Chapter 2 2
Boredom began to sweep through my life again. Some people say that the so-called successful people sleep until they wake up naturally, count the money until their hands cramp, according to them, I am already halfway there. It's almost time to have lunch every day, this is the feeling of the long-lost student vacation, and it feels so happy to be able to sleep at this time at that time, and when I open my eyes, I see the sun shining into the whole room, and my heart is filled with extremely happy joy. But now every time I open my eyes and sit on the bed, the sun is still there, but I no longer have the happiness I had back then. I can do something during the holidays, such as writing holiday homework or something, and now I want to write it, but no one assigns it. I can only find something to do for myself, so when I turn on the computer, when I go to school, I turn on the computer under the pretext of checking information, get some information and other things, and seize the time to play games; And now the computer is there, and I don't even want to touch it. Write something, that's the ridiculous reason to turn on the computer again. I created a new word document, and I realized that I didn't even know what I wanted to write, in fact, writing this thing is the same as painting or composing songs, I need inspiration, in order to find inspiration for myself, I opened the music to find inspiration for myself, and I found it and entered the dream, what the is it!

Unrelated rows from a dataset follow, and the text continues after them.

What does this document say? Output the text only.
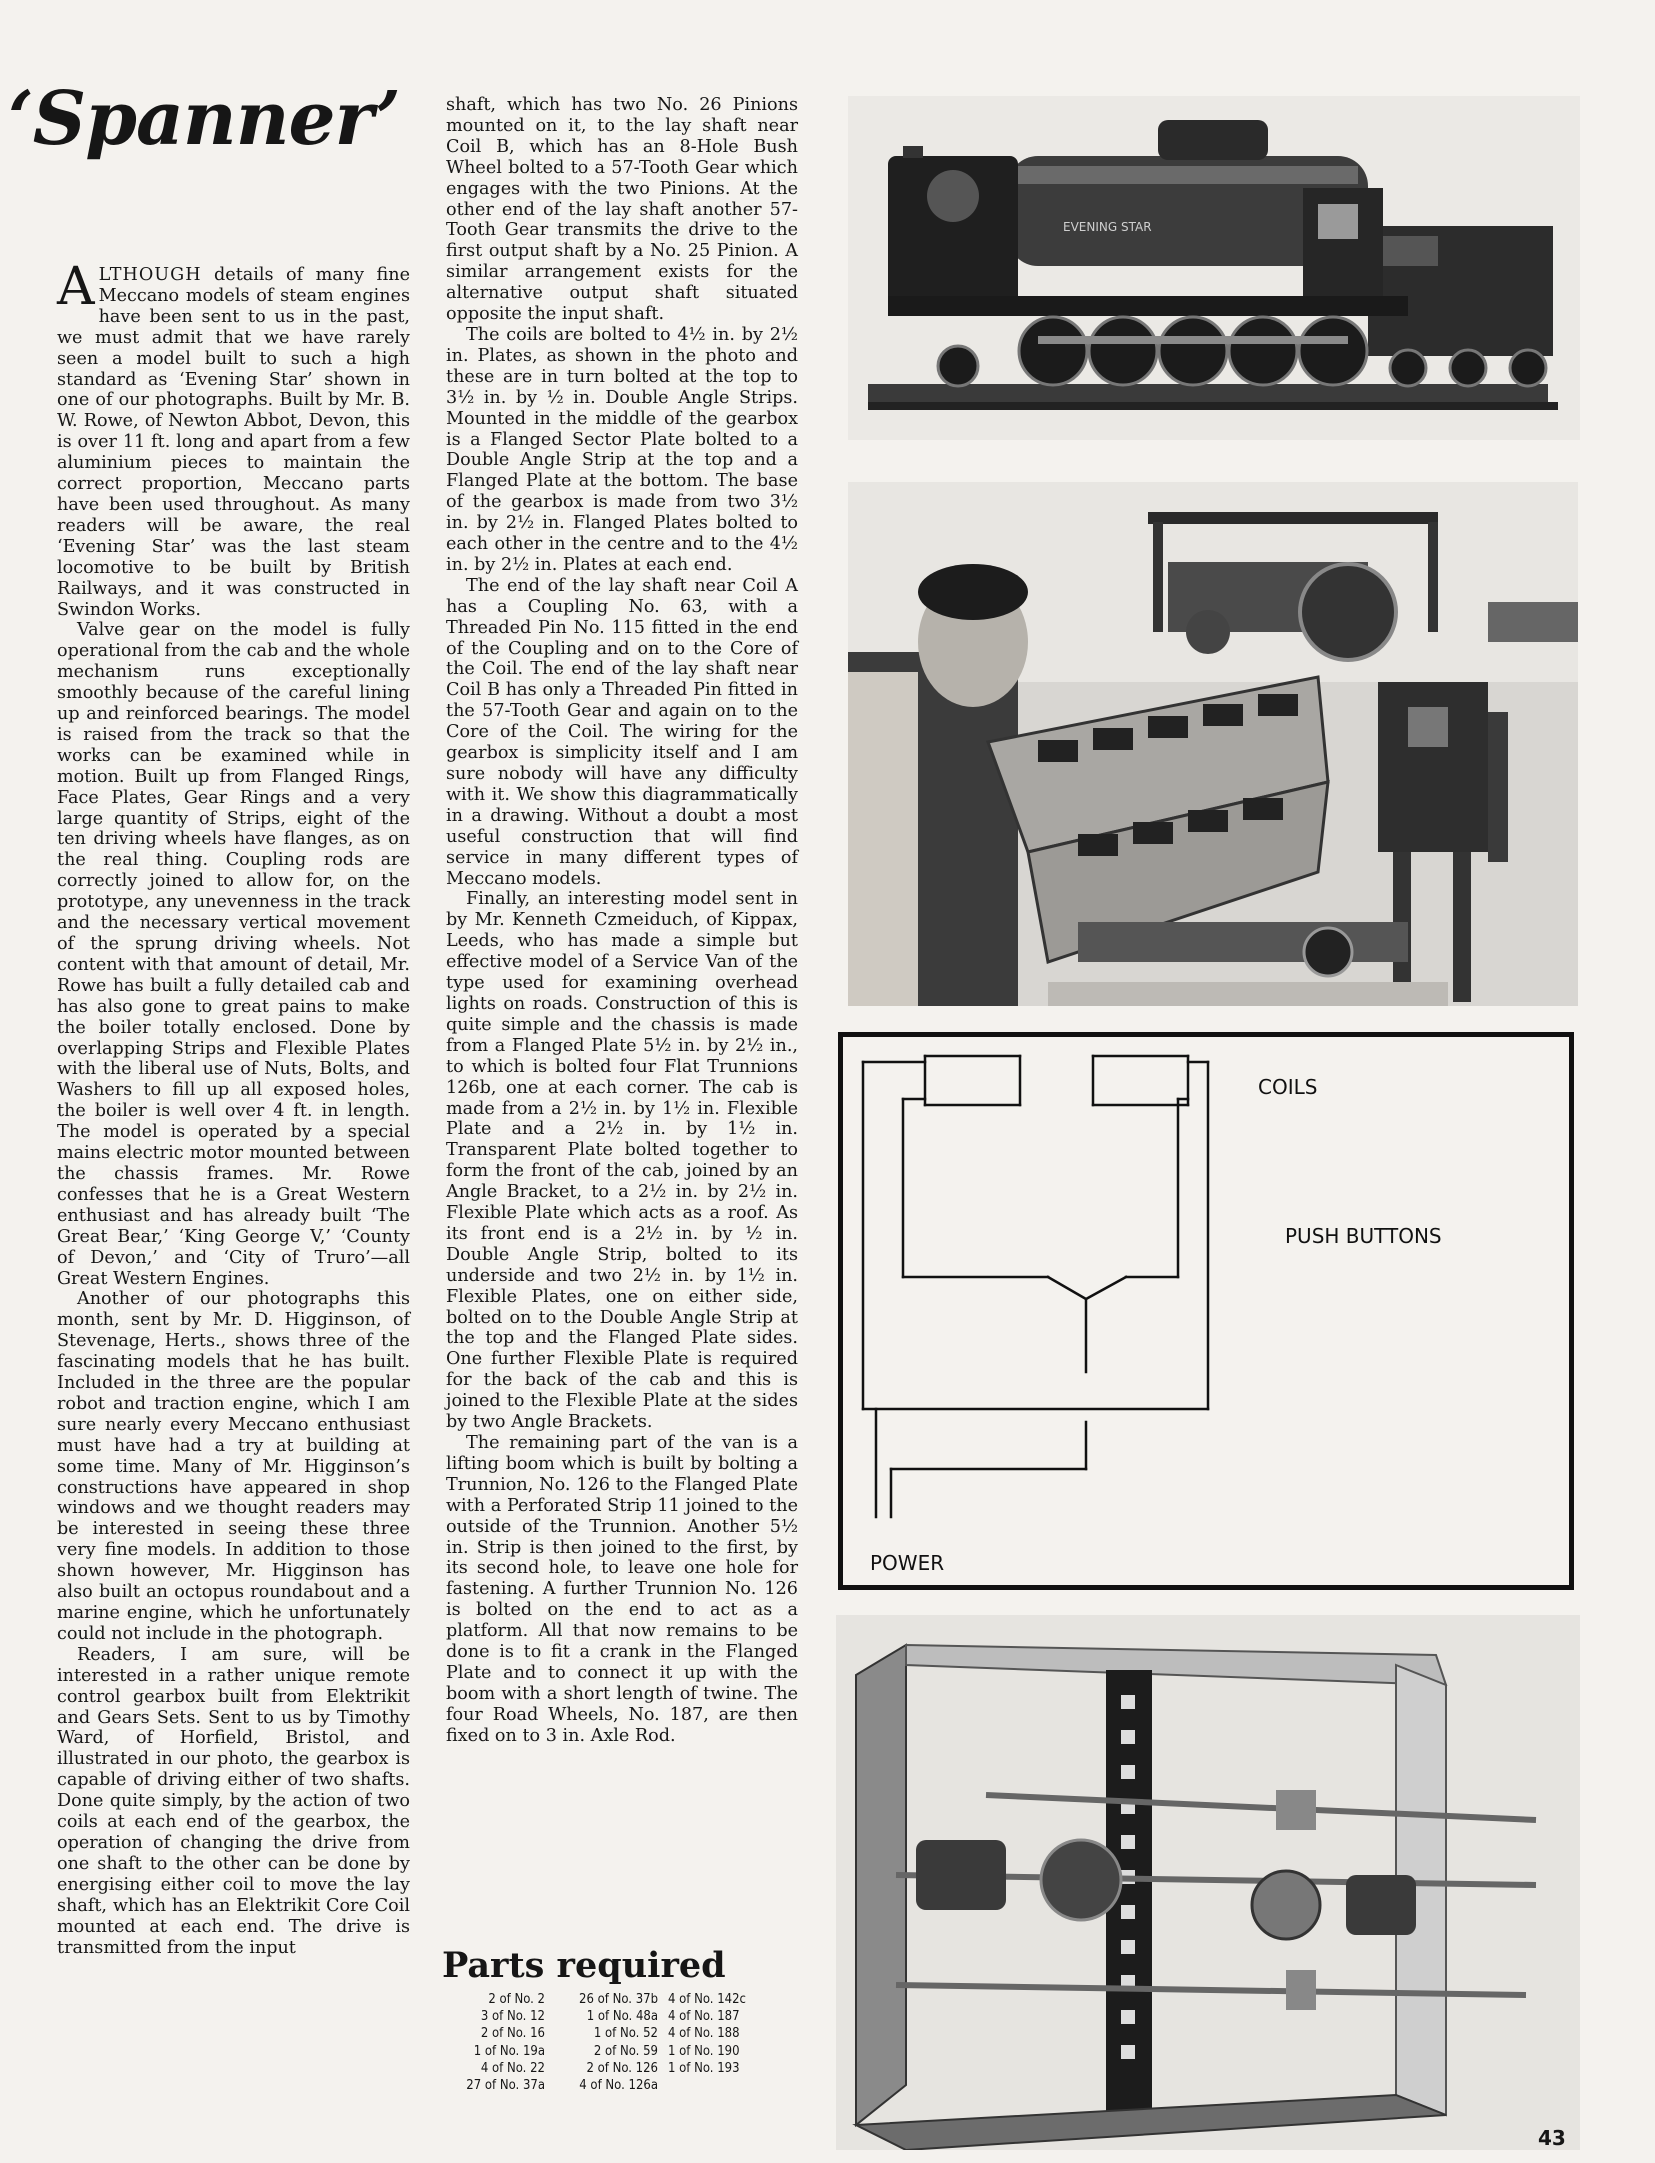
‘Spanner’

ALTHOUGH details of many fine Meccano models of steam engines have been sent to us in the past, we must admit that we have rarely seen a model built to such a high standard as ‘Evening Star’ shown in one of our photographs. Built by Mr. B. W. Rowe, of Newton Abbot, Devon, this is over 11 ft. long and apart from a few aluminium pieces to maintain the correct proportion, Meccano parts have been used throughout. As many readers will be aware, the real ‘Evening Star’ was the last steam locomotive to be built by British Railways, and it was constructed in Swindon Works.

Valve gear on the model is fully operational from the cab and the whole mechanism runs exceptionally smoothly because of the careful lining up and reinforced bearings. The model is raised from the track so that the works can be examined while in motion. Built up from Flanged Rings, Face Plates, Gear Rings and a very large quantity of Strips, eight of the ten driving wheels have flanges, as on the real thing. Coupling rods are correctly joined to allow for, on the prototype, any unevenness in the track and the necessary vertical movement of the sprung driving wheels. Not content with that amount of detail, Mr. Rowe has built a fully detailed cab and has also gone to great pains to make the boiler totally enclosed. Done by overlapping Strips and Flexible Plates with the liberal use of Nuts, Bolts, and Washers to fill up all exposed holes, the boiler is well over 4 ft. in length. The model is operated by a special mains electric motor mounted between the chassis frames. Mr. Rowe confesses that he is a Great Western enthusiast and has already built ‘The Great Bear,’ ‘King George V,’ ‘County of Devon,’ and ‘City of Truro’—all Great Western Engines.

Another of our photographs this month, sent by Mr. D. Higginson, of Stevenage, Herts., shows three of the fascinating models that he has built. Included in the three are the popular robot and traction engine, which I am sure nearly every Meccano enthusiast must have had a try at building at some time. Many of Mr. Higginson’s constructions have appeared in shop windows and we thought readers may be interested in seeing these three very fine models. In addition to those shown however, Mr. Higginson has also built an octopus roundabout and a marine engine, which he unfortunately could not include in the photograph.

Readers, I am sure, will be interested in a rather unique remote control gearbox built from Elektrikit and Gears Sets. Sent to us by Timothy Ward, of Horfield, Bristol, and illustrated in our photo, the gearbox is capable of driving either of two shafts. Done quite simply, by the action of two coils at each end of the gearbox, the operation of changing the drive from one shaft to the other can be done by energising either coil to move the lay shaft, which has an Elektrikit Core Coil mounted at each end. The drive is transmitted from the input

shaft, which has two No. 26 Pinions mounted on it, to the lay shaft near Coil B, which has an 8-Hole Bush Wheel bolted to a 57-Tooth Gear which engages with the two Pinions. At the other end of the lay shaft another 57-Tooth Gear transmits the drive to the first output shaft by a No. 25 Pinion. A similar arrangement exists for the alternative output shaft situated opposite the input shaft.

The coils are bolted to 4½ in. by 2½ in. Plates, as shown in the photo and these are in turn bolted at the top to 3½ in. by ½ in. Double Angle Strips. Mounted in the middle of the gearbox is a Flanged Sector Plate bolted to a Double Angle Strip at the top and a Flanged Plate at the bottom. The base of the gearbox is made from two 3½ in. by 2½ in. Flanged Plates bolted to each other in the centre and to the 4½ in. by 2½ in. Plates at each end.

The end of the lay shaft near Coil A has a Coupling No. 63, with a Threaded Pin No. 115 fitted in the end of the Coupling and on to the Core of the Coil. The end of the lay shaft near Coil B has only a Threaded Pin fitted in the 57-Tooth Gear and again on to the Core of the Coil. The wiring for the gearbox is simplicity itself and I am sure nobody will have any difficulty with it. We show this diagrammatically in a drawing. Without a doubt a most useful construction that will find service in many different types of Meccano models.

Finally, an interesting model sent in by Mr. Kenneth Czmeiduch, of Kippax, Leeds, who has made a simple but effective model of a Service Van of the type used for examining overhead lights on roads. Construction of this is quite simple and the chassis is made from a Flanged Plate 5½ in. by 2½ in., to which is bolted four Flat Trunnions 126b, one at each corner. The cab is made from a 2½ in. by 1½ in. Flexible Plate and a 2½ in. by 1½ in. Transparent Plate bolted together to form the front of the cab, joined by an Angle Bracket, to a 2½ in. by 2½ in. Flexible Plate which acts as a roof. As its front end is a 2½ in. by ½ in. Double Angle Strip, bolted to its underside and two 2½ in. by 1½ in. Flexible Plates, one on either side, bolted on to the Double Angle Strip at the top and the Flanged Plate sides. One further Flexible Plate is required for the back of the cab and this is joined to the Flexible Plate at the sides by two Angle Brackets.

The remaining part of the van is a lifting boom which is built by bolting a Trunnion, No. 126 to the Flanged Plate with a Perforated Strip 11 joined to the outside of the Trunnion. Another 5½ in. Strip is then joined to the first, by its second hole, to leave one hole for fastening. A further Trunnion No. 126 is bolted on the end to act as a platform. All that now remains to be done is to fit a crank in the Flanged Plate and to connect it up with the boom with a short length of twine. The four Road Wheels, No. 187, are then fixed on to 3 in. Axle Rod.

Parts required
2 of No. 2
3 of No. 12
2 of No. 16
1 of No. 19a
4 of No. 22
27 of No. 37a
26 of No. 37b
1 of No. 48a
1 of No. 52
2 of No. 59
2 of No. 126
4 of No. 126a
4 of No. 142c
4 of No. 187
4 of No. 188
1 of No. 190
1 of No. 193
EVENING STAR
COILS
PUSH BUTTONS
POWER
43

Since I couldn't find inspiration at home, I decided to look outside, and many writers are inspired by something they see or happen outside. Although I am not a writer, and I do not have literary talent or creativity, it does not mean that I cannot use this method.

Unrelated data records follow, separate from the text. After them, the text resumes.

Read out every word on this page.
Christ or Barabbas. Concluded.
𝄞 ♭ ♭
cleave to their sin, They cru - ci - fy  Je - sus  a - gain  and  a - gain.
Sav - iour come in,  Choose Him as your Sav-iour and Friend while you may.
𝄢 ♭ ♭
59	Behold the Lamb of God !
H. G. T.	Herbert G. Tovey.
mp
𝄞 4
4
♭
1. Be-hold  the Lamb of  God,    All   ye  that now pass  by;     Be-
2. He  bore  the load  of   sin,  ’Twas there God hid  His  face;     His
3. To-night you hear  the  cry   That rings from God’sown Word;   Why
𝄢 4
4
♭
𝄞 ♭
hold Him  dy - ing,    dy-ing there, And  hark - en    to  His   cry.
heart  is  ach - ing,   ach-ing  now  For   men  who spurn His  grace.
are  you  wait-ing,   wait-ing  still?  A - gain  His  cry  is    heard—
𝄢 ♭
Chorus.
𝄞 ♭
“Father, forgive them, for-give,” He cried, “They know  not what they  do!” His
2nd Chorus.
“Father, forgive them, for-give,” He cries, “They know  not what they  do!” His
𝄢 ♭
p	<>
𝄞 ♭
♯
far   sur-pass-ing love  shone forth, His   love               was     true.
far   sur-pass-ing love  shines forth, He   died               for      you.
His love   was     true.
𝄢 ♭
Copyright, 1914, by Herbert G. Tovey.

Walk down the street. Breathing the outdoor air, the spirit of the whole person has also improved, watching all kinds of people shuttling through the reinforced concrete city, I can't help but think of Hao Yun's song "Alive" - standing on a tall building every day, looking at the little ants on the ground, their heads are very big and their legs are very thin, they are holding iPhones, they are wearing Nike Adi, they are going to be late for work, they are very anxious...... All the people are busy with life, busy in the corners of the city, even the stray dog on the street does not forget to do that in broad daylight, in the eyes of everyone and the little next to them, they are also life, are "living" for their next generation. And when I really wanted to start the life that really belonged to me, I was at a loss and at a loss. Life, it's so hard!
Just when I was worrying about how to run for life, the New Year's footsteps were approaching me aggressively, and it was New Year's Day. I don't know when it started, I gradually got bored with the New Year, it's not that I don't like the New Year, but now the New Year is really boring, and there is no taste of the previous year, when I was a child, I thought of the New Year, I could not sleep at night with excitement a week in advance, in addition to family reunions, eating Chinese New Year's Eve, watching the Spring Festival Gala, the most important thing is to have the pressure money from the elders, and then take the pressure money to buy guns, buy toys, at that time there was a pocket money that felt like I could buy whatever I wanted, even if I wanted to have the whole world was easy, The next step is to visit relatives and friends to celebrate the New Year, and then there are a few extra New Year's money in your pocket. On the other hand, now, I still have the same behavior after the New Year, and I have to give the New Year's money to the children of relatives and friends before I get enough money, so what do I want to give? I don't even have a job yet, but I probably know how to cope this year. When visiting relatives, if I ask me about work, I will respond with one reason - I have just recovered, and everything will start to get on the right track after the New Year; If you want to ask me a question about whether I have an object or something. I'll also deal with it for one reason – I've just come back and everything will start to get back on track after the New Year. Everyone can understand this. But what kind of thing to really do when the New Year is over is on the right track, even I have drawn a question mark for myself.
Just when I was still hesitating about the above questions, the traditional festival of the Chinese nation was already beckoning to me, but I didn't want to bother with it at all, but I was also warning myself that time can't stop, what should come will still come, face it bravely! the class! The New Year is like the end of the world, is it not suitable for me or is this world not suitable?
I opened the calendar and took a look, this year is the year of the goat, not my natal year, I don't need to wear red pants, socks, and a red belt, and there are 9 years to reach my natal year, so don't worry. No matter how I mix within 9 years, I should also have the ability to prepare the above things for myself, but it's still too early, and now I'm ready in case 9 years later because of the factors that the times are progressing and the society is developing, and it's not good to prepare things that have been prepared, besides, after 9 years, I'm 36 years later, and I'm four, and the style of dressing at that time has also changed, if I don't like the current style at that time, I'm not spending money in vain?
"Bang bang bang!" It's the New Year!